This NIDDK Mentored Research Scientist Development Award application describes a 5-year training plan designed to allow me to gain additional skill and knowledge so that I can transition into an independent research scientist. In carrying out the proposed research, and by following my career development plan I will add to my scientific repertoire and acquire expertise in intestinal developmental biology. Using this newly acquired expertise in intestine development, I will establish a scientific niche that will set me apart from my mentors and pave the way to a robust, extramurally funded research program. The research proposed in this application will focus on understanding how the stem/progenitor cells in the embryonic intestine are specified and regulated using both traditional mouse genetics, and a novel in vitro system we have developed that allows us to generate human intestinal tissue in culture from human embryonic and induced pluripotent stem cells. Generation of human intestinal tissue in culture will allow for unprecedented studies of human intestinal development, homeostasis and disease.
The specific aims are designed to test a model where Sox9 regulates early intestinal progenitor cells as they are restricted to the proliferative intervillus region of the developing intestine.
Specific Aim 1 will investigate the embryonic development of human and mouse intestinal stem cells using lineage labeling and cell tracing experiments.
Specific Aim 2 will determine the role of Sox9 in regulating embryonic development of the intervillus region in human and mouse intestine.

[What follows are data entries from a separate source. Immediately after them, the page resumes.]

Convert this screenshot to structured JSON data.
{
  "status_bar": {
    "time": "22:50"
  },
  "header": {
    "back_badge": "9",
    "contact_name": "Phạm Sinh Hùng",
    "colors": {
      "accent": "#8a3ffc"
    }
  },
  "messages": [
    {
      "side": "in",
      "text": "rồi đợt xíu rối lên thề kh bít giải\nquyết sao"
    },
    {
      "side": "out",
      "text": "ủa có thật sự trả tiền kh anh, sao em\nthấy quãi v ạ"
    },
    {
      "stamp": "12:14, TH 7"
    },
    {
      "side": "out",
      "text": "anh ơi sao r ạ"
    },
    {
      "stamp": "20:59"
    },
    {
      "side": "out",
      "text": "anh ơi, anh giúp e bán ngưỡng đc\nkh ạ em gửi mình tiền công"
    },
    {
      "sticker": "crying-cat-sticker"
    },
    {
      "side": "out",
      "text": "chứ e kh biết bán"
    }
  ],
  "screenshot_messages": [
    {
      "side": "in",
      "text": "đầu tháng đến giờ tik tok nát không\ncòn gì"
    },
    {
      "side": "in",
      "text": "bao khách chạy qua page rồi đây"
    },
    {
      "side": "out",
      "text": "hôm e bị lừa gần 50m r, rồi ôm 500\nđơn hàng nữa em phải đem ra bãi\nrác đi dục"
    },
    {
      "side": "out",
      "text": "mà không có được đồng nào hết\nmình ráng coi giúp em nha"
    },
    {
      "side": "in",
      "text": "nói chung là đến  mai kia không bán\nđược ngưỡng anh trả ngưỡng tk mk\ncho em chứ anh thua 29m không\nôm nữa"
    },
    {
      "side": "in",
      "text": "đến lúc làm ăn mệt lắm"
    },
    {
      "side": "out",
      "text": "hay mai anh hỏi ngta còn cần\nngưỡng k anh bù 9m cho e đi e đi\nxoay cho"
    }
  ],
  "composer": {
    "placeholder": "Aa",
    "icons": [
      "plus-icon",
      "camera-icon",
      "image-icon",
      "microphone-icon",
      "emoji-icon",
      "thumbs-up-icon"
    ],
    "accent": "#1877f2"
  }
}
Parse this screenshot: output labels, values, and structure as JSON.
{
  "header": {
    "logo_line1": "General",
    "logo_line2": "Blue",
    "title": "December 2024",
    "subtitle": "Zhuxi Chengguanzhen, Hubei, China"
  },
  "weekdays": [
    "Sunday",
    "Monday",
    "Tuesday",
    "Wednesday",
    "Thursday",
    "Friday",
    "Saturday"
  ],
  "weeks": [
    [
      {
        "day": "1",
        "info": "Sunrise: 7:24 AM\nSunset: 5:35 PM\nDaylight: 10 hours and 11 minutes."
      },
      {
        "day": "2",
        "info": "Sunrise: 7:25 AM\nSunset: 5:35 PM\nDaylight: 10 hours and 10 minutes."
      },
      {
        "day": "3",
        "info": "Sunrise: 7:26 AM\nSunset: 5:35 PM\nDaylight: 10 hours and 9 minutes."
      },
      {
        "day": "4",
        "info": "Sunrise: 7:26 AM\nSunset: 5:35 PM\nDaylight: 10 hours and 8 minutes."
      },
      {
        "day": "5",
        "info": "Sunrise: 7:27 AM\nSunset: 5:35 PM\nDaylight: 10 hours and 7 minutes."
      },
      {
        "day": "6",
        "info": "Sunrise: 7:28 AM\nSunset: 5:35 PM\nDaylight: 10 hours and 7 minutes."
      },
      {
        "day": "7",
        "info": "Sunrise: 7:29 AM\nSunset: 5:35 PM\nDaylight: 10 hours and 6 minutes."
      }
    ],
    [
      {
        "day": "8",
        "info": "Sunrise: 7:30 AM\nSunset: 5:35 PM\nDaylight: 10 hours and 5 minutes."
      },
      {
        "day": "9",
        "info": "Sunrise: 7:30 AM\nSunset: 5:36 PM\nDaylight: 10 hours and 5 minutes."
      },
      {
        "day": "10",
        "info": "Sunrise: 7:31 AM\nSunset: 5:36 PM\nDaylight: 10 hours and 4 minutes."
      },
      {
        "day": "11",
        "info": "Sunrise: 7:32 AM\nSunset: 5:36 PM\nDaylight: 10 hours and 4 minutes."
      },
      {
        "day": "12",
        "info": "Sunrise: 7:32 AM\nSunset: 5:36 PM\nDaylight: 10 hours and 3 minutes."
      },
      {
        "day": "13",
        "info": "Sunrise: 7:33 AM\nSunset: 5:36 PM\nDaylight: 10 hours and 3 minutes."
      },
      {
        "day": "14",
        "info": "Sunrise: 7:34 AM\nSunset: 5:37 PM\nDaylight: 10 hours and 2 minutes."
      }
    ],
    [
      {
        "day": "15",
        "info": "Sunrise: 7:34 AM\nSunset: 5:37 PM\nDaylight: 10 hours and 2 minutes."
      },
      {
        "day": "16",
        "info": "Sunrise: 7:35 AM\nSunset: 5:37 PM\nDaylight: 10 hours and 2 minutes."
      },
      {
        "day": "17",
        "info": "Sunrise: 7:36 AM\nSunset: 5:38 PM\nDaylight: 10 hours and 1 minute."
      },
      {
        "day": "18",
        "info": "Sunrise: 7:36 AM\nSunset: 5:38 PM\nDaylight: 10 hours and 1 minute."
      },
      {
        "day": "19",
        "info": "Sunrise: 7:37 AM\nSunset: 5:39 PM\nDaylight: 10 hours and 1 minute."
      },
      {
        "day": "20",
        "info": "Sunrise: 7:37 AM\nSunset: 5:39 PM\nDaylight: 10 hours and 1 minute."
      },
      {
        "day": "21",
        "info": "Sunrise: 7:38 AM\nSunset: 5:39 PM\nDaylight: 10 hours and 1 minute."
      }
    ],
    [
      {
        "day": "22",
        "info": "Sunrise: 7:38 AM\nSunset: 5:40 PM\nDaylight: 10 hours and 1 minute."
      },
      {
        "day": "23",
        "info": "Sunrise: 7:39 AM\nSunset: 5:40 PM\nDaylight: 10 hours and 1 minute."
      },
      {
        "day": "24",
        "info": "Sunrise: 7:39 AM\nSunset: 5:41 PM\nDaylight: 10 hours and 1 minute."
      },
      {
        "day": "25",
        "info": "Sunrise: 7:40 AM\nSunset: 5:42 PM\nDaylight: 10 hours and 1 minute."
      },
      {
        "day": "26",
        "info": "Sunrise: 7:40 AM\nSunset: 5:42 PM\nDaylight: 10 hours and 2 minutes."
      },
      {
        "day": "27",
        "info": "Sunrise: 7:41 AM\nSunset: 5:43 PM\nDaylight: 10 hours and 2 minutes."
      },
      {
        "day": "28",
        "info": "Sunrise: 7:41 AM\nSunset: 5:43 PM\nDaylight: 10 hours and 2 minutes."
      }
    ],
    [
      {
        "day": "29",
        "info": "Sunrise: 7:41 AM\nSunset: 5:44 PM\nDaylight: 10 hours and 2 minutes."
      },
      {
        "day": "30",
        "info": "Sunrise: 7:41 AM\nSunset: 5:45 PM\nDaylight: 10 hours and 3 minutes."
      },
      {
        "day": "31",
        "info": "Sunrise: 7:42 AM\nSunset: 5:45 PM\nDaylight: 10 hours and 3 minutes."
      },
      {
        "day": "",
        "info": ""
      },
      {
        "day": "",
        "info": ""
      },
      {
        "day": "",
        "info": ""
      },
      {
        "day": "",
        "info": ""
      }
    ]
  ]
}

Specific Aim 3 will investigate a suppressive role for Wnt signaling in establishment of the intervillus progenitor zone during development. Collectively, the research proposed here is in line with the Trans-NIH Report 'Opportunities and Challenges in Digestive Diseases Research: Recommendations of the National Commission on Digestive Diseases' (2009) which states: 'Uncovering the mechanisms that control development and differentiation of the digestive tract before birth and in neonatal life could generate new insights for regenerative therapies to treat digestive cancers and other diseases, as well as provide new insights into disease pathogenesis.' The goal of this Mentored Research Scientist Development Award is to develop the expertise that will allow me to run an independent, funded research program that will contribute to improving human health and disease.
Diseases that affect the prenatal and perinatal digestive tract include Necrotizing Enterocolitis (NEC) and Short Bowel Syndrome (SBS); and lead to increased rates of mortality and morbididity in preterm infants. Regenerative therapies designed at improving the outcomes of these and other diseases require insights into how the fetal intestine develops. This research proposal uses a novel system to study human fetal intestinal development in culture; and is designed to investigate how the proliferative cells of the developing intestine are established and regulated. Insights gained from this work may be applied to improving early childhood diseases affecting the intestines.